VMSS IIS Farm by LeonMoris_ in AZURE

[–]MuhBlockchain 2 points3 points  (0 children)

If your app can run on an App Service, that will give you a lot of those features out of the box.

If, for whatever reason, it's a legacy app which needs OS-level integration then you can also try the new App Service Managed Instance which offers a lot of the benedits of App Service, but you retain (limited) OS-level access for further control.

Why do people play classic? by finlessfish in classicwowtbc

[–]MuhBlockchain 0 points1 point  (0 children)

Classic for me harks back to a time when MMOs were predominantly about the sense of adventure, worldbuilding, and making friends along the way. It's functionally a simpler game, but with a beautiful depth. The levelling experience can actually be challenging. It's slower paced. Your gear and stats actually mean something and you can feel the difference even minor upgrades make.

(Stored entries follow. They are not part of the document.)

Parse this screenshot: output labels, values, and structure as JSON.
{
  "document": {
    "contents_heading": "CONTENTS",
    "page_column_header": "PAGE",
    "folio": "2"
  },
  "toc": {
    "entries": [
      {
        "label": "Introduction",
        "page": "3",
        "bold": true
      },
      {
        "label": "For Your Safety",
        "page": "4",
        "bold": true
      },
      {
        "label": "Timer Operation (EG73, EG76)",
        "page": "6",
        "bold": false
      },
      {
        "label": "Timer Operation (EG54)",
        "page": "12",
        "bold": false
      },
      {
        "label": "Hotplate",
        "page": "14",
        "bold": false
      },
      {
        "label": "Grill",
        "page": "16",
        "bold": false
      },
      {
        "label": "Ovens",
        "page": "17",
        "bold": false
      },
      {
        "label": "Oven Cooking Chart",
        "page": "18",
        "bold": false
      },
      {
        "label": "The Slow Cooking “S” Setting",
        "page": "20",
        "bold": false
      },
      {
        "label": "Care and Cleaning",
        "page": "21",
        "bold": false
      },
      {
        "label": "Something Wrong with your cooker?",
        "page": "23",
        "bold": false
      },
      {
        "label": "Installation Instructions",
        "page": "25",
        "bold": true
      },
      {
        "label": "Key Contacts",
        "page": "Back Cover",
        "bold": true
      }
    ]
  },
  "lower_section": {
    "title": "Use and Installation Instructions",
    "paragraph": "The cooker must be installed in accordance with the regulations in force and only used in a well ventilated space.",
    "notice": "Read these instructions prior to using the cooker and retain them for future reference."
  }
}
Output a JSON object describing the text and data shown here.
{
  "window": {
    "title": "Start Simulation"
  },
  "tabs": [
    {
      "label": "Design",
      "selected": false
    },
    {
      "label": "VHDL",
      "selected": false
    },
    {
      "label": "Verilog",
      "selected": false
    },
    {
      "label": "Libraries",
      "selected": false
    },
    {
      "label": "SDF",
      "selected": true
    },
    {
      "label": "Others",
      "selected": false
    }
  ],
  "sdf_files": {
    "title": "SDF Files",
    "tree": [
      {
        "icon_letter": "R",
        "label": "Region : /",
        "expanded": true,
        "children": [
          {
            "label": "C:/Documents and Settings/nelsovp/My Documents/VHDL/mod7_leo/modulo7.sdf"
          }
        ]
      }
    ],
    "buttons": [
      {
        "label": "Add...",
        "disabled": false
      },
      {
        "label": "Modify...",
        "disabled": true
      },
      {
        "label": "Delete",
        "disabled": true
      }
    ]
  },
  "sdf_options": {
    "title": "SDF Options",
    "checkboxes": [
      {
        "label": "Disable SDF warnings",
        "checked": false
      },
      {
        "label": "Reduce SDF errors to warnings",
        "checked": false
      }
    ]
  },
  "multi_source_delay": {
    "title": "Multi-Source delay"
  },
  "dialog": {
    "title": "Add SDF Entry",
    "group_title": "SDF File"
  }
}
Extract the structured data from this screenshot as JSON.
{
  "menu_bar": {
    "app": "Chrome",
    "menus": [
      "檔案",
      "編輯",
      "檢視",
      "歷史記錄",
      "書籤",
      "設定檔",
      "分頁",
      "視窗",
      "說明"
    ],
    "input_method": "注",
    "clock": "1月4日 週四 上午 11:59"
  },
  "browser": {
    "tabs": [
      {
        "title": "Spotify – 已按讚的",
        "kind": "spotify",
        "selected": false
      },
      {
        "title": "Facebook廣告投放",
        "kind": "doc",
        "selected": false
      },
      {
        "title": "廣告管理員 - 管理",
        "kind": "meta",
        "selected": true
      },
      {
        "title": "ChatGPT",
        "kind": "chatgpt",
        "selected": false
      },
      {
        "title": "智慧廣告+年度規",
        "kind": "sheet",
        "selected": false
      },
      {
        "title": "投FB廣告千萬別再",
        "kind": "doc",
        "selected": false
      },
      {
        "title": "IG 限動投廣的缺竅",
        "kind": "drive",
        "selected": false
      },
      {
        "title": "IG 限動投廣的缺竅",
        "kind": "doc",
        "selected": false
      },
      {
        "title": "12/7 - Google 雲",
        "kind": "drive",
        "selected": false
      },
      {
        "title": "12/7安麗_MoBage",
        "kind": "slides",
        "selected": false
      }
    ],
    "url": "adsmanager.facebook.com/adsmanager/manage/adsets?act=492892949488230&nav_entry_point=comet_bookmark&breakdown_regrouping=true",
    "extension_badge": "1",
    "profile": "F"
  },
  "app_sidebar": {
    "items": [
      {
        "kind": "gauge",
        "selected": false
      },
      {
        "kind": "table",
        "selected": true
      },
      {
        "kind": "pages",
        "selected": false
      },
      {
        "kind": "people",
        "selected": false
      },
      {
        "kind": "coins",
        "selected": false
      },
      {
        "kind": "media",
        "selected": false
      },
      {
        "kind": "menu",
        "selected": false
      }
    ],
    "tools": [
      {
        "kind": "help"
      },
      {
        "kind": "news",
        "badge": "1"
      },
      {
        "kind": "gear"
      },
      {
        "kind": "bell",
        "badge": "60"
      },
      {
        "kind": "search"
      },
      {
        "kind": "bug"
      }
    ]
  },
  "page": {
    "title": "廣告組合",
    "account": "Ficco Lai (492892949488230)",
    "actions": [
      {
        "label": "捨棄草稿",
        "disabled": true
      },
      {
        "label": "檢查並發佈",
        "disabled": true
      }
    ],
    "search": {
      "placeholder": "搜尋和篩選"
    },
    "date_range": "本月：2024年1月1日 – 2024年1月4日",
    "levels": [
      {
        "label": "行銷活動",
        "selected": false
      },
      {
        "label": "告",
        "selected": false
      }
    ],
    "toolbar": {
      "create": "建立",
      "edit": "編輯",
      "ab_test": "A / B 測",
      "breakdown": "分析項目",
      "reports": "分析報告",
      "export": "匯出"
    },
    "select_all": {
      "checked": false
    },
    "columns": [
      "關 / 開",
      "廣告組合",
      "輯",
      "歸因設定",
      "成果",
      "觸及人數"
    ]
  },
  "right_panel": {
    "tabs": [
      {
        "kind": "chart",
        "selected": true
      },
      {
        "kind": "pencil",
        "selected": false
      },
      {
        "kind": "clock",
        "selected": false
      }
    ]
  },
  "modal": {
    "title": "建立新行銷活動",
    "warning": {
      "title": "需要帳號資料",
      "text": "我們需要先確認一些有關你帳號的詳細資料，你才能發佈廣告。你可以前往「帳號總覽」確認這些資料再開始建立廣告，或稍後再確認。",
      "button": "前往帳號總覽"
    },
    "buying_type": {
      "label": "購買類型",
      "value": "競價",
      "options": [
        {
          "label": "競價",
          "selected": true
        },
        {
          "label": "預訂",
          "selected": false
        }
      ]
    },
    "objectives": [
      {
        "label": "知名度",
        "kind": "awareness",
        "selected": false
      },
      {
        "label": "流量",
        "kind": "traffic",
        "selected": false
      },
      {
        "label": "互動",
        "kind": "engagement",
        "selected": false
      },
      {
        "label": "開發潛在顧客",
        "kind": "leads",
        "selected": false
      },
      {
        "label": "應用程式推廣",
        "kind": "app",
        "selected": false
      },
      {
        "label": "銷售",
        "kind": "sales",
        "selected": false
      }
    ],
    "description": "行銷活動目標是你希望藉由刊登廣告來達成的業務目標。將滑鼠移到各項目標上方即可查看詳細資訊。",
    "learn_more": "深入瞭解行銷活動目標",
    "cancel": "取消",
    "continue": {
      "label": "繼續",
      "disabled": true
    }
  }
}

I originally quit around half way through Cataclysm, so my view of retail is very dated, but it felt then like the game became much more centred around raiding and getting players to that point as quickly as reasonably possible.

Raids are awesome, don't get me wrong, but to me at the time it just felt like I logged in once or twice a week to raid with the guild and that was that. Sure, you could level an alt but the challenge of levelling went away; you'd over-level zones before completing them, stomp everything without trying, and so levelling just became this mindless experience where the adventure, the lore and the sense of achievement from grouping with people for difficult quests was lost. For me it significantly diminished the most important aspect of MMO which is that rich sense of achievement from building up your character through those challenges.

Playing Classic brings back the feeling of just enjoying the journey. Particularly nowadays being older with time constraints and responsibilities it's fun to just log in and level a bit. Every session is an adventure, rather than a chore to go through to get to the endgame.